庞晋听到了韩凌的自语,询问道:“韩队认识这个人?”
“不算认识吧。”韩凌简单解释了一下在火车上的情况,包括所见到的纹身男,以及两人之间的异常。
刑侦大队对本县比较了解,也许这些信息能对他们有所帮助。
“你是说脸上有纹身?”晋确定了一下。
韩凌点头:“对,别人叫他瑞哥。”
庞晋若有所思:“瑞哥,那就是孟元瑞了,这个人可不是简单的刺青店老板,业务广泛,治安大队那边经常和他打交道。”
韩凌:“涉黑吗?”
庞晋:“据我们判断可能存在事实,但抓不到具体的刑事犯罪证据。”
很简单的一句话。
其实可以多说点。
韩凌看了他一眼,没有多问,也能理解,作为峂云县刑侦大队的队长,面对市局的人,能少说还是少说为好,避免敏感话题,以免引起不必要的麻烦。

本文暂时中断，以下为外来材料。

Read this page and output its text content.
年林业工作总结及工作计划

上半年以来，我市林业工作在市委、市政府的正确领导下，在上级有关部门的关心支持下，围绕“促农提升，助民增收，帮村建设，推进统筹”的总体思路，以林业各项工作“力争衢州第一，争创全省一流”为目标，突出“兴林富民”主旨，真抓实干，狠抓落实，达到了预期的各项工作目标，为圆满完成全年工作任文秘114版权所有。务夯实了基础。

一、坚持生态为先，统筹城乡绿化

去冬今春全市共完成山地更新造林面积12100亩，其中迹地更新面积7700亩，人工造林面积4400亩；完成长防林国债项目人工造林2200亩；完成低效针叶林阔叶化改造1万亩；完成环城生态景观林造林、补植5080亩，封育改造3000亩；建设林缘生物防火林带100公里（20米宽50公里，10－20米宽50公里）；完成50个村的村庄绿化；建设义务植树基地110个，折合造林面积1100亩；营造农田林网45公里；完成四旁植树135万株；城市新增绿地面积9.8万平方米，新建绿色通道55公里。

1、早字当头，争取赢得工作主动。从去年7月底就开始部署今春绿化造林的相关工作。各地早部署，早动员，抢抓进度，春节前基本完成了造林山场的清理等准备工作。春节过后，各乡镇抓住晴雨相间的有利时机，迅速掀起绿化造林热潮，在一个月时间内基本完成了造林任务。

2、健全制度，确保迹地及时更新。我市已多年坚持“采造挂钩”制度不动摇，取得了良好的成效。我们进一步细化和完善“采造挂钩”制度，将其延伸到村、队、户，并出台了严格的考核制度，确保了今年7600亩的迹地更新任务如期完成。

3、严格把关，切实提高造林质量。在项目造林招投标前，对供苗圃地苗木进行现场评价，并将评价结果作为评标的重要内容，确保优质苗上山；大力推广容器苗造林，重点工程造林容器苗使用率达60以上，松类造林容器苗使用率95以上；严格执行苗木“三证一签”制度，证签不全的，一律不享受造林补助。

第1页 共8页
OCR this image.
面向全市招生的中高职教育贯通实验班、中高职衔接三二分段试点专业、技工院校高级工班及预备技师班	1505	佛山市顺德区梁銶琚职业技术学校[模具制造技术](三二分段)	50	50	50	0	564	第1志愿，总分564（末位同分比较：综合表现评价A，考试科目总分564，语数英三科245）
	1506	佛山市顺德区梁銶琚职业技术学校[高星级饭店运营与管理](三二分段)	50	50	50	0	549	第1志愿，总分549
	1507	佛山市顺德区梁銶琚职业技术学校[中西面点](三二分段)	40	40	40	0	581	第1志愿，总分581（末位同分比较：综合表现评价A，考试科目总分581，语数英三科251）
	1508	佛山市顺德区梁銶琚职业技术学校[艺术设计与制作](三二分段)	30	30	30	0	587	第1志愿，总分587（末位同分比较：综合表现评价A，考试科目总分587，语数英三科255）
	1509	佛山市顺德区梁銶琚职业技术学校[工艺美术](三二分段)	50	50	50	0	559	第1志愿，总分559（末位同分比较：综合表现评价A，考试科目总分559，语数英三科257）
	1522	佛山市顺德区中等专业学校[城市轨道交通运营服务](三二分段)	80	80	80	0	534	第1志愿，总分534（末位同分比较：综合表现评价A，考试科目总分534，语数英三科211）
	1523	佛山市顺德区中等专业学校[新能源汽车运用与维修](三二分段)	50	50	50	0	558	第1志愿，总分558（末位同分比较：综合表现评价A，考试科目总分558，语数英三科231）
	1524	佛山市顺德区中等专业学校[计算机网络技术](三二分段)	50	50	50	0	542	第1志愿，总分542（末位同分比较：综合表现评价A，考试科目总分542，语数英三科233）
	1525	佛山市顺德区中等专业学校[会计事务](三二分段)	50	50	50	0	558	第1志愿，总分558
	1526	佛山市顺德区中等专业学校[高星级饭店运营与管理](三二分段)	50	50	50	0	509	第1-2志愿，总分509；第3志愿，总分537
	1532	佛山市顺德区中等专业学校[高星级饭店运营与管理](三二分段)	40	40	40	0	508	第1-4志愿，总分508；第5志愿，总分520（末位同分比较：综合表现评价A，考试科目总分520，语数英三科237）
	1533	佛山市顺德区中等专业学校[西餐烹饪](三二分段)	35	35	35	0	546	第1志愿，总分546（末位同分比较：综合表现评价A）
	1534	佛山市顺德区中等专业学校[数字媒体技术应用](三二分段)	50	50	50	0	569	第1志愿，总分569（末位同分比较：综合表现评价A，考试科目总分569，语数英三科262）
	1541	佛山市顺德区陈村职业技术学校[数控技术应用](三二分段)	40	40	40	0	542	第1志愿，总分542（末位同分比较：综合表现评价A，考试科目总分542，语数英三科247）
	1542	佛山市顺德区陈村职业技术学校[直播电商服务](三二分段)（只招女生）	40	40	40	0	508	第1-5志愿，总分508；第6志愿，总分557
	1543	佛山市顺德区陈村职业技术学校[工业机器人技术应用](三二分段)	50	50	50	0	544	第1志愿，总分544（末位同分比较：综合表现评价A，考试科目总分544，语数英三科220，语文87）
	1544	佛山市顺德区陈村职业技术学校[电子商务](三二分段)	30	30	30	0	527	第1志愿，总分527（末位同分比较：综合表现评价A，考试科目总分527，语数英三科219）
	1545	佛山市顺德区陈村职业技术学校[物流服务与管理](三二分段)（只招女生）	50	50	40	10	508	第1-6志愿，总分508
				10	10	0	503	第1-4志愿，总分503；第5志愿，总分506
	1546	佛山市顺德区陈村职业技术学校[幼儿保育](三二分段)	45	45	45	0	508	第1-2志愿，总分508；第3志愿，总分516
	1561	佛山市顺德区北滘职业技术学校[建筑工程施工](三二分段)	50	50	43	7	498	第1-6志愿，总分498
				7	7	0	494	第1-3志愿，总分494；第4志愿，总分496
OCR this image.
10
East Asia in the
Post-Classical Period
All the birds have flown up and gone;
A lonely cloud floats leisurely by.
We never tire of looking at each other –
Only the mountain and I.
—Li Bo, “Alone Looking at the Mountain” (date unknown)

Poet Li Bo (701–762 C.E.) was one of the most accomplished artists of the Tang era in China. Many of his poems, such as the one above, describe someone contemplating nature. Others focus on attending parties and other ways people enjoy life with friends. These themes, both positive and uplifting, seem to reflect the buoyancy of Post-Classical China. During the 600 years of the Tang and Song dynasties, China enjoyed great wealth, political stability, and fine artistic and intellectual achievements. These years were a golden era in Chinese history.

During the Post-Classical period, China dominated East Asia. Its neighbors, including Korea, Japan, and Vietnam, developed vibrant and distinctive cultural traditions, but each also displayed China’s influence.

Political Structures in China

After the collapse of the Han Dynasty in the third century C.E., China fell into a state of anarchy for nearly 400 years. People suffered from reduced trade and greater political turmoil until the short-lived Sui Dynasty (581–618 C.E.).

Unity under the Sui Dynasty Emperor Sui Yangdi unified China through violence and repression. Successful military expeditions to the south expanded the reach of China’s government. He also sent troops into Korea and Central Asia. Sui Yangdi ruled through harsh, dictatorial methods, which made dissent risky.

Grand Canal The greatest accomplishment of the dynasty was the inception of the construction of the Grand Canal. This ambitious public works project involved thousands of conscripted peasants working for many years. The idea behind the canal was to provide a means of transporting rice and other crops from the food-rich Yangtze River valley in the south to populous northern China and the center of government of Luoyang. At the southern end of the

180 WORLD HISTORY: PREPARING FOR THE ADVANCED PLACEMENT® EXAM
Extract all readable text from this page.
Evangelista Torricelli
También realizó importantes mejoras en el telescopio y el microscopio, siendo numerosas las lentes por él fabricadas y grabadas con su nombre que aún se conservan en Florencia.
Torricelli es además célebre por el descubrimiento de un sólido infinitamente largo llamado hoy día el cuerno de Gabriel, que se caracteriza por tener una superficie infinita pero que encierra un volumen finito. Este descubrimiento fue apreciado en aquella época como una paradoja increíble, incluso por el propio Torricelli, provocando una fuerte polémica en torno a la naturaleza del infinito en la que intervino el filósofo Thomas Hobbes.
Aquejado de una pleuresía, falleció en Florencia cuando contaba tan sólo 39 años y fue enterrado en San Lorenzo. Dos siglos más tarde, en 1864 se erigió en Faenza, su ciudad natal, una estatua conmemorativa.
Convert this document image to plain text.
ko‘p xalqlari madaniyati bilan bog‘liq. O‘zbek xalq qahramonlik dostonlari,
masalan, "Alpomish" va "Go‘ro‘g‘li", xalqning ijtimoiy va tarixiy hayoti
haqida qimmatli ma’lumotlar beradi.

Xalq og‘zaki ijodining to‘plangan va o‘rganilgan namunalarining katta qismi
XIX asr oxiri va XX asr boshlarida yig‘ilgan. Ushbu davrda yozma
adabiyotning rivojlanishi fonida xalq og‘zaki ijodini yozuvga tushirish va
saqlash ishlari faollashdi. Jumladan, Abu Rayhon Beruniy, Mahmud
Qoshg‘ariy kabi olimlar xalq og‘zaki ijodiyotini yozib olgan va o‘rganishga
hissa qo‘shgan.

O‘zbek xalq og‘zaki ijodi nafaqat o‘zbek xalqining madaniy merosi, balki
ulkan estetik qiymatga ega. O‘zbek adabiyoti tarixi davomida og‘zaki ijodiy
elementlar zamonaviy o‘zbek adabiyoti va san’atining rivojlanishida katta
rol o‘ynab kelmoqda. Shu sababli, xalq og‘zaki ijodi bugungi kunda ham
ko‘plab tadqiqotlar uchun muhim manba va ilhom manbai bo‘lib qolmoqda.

比如像治安差,存在恶势力之类的话题,庞晋不可能直接讲出来,哪怕他是一名合格的警察。
只聊命案就行了,做好本职工作。
“孟元瑞这个人查了吗?既然他和廖琼认识,同样具备嫌疑。”韩凌说道。
廖琼就是屏幕上这位,和韩凌在火车上有过同车厢情谊,一面之缘。
晋:“正准备查。”
韩凌嗯了一声,暂时略过这个话题,开始了解本案的详细情况。
第一名死者叫高帆,男性,三十九岁,在峂云经营搅拌站和砂石厂,是廖琼的主要竞争对手,多年来,双方甚至还发生过规模械斗。
好在没有出大事,参与人员最多轻伤。
高帆喜欢钓鱼尤其是野钓,乐忠于在周边各水库寻找无人问津的钓点,这给凶手提供了很好的行凶机会,将其按在水里淹死了。
已经排除了意外溺水,现场他杀痕迹非常明显。
庞晋开口:“峂云县的商混搅拌站市场容量有限,僧多粥少,为了抢订单,低价倾销和亏本竞标的情况经常发生。
能活到现在的,都是已经站稳脚跟的。
砂石厂也是一样,利润高竞争大,现在高帆死了,廖琼可以很轻松的用点手段拿走他的大部分市场份额,几乎能做到半垄断。”
韩凌:“继续。”
大屏幕变化,来到第二名死者。
第二名死者叫程海,男性,四十一岁,在峂云县干娱乐场,经营多家网吧、台球厅和夜总会,和县里大部分生意场老板都认识。
高帆,是程海关系最好的朋友。
近两年在高峰和程海的联手打压下,廖琼其实过得很艰难,好在他也不是简单角色,朋友同样不少,否则早就被两人吃干抹净,赶出市场甚至赶出峂云了。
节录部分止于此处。